Pictorial blethers

By blethers

A sunset touch

Just when we are safest there's a sunset touch, 
A fancy from a flower-bell, someone's death, 
A chorus-ending from Euripides, 
And that's enough for fifty hopes and fears,
As old and new at once as nature's self,
To rap and knock and enter in our soul.

Browning wrote these words; I learned them when John V Taylor quoted them in his marvellous book "The Go-Between God"; they returned to me this afternoon when I photographed this delicate sunset over Bute. I was out at sunset because in the early afternoon I'd gone to the movies - unheard of, really - to see the new film Mary Magdalene.
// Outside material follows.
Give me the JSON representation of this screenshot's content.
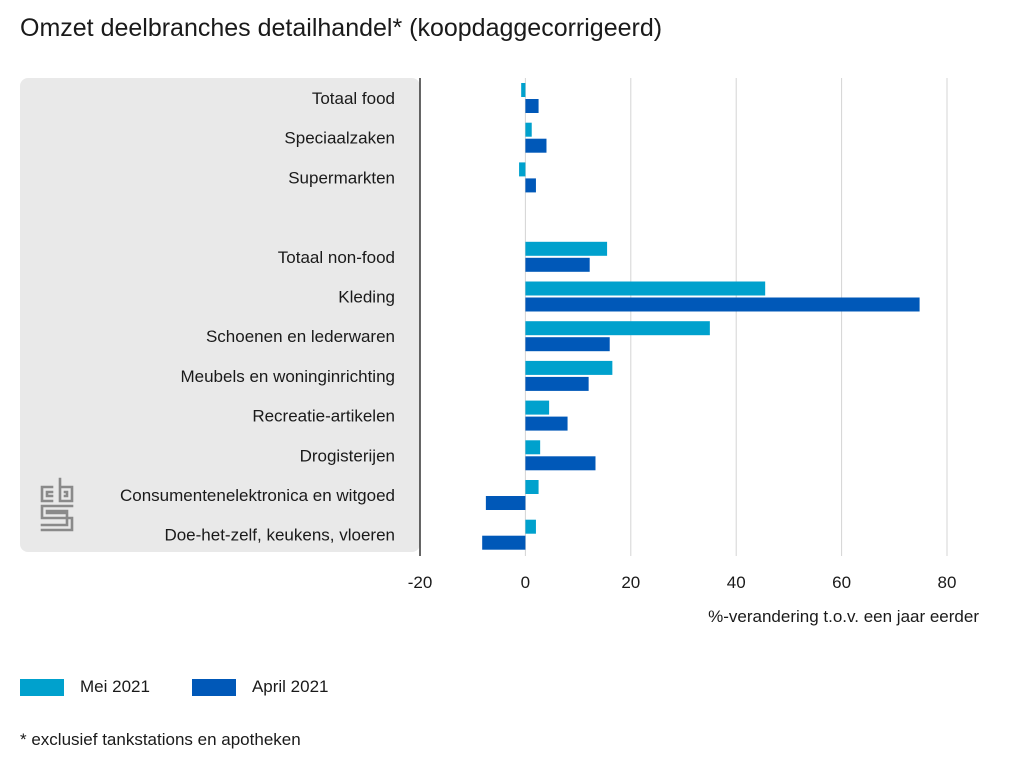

I'm glad to have seen it - a thoughtful, adult take with none of the banal evangelism of some Biblical movies, or the spectacular dwelling on gore and Roman brutality of the Mel Gibson film. Not that the Crucifixion wasn't just that - brutal and gory - but the ideas behind this film were different. I was particularly moved by the treatment of women - Mary herself, but also the women who were inspired by Jesus to realise their own personal spirituality in the midst of their male-dominated lives.

But sitting in a cinema (sloping seats and all) for two hours in a sunny afternoon isn't really me, so here we were, bashing along at Toward when the rest of the world had gone home for their tea. It was peaceful and lovely - and left space for these hopes and fears!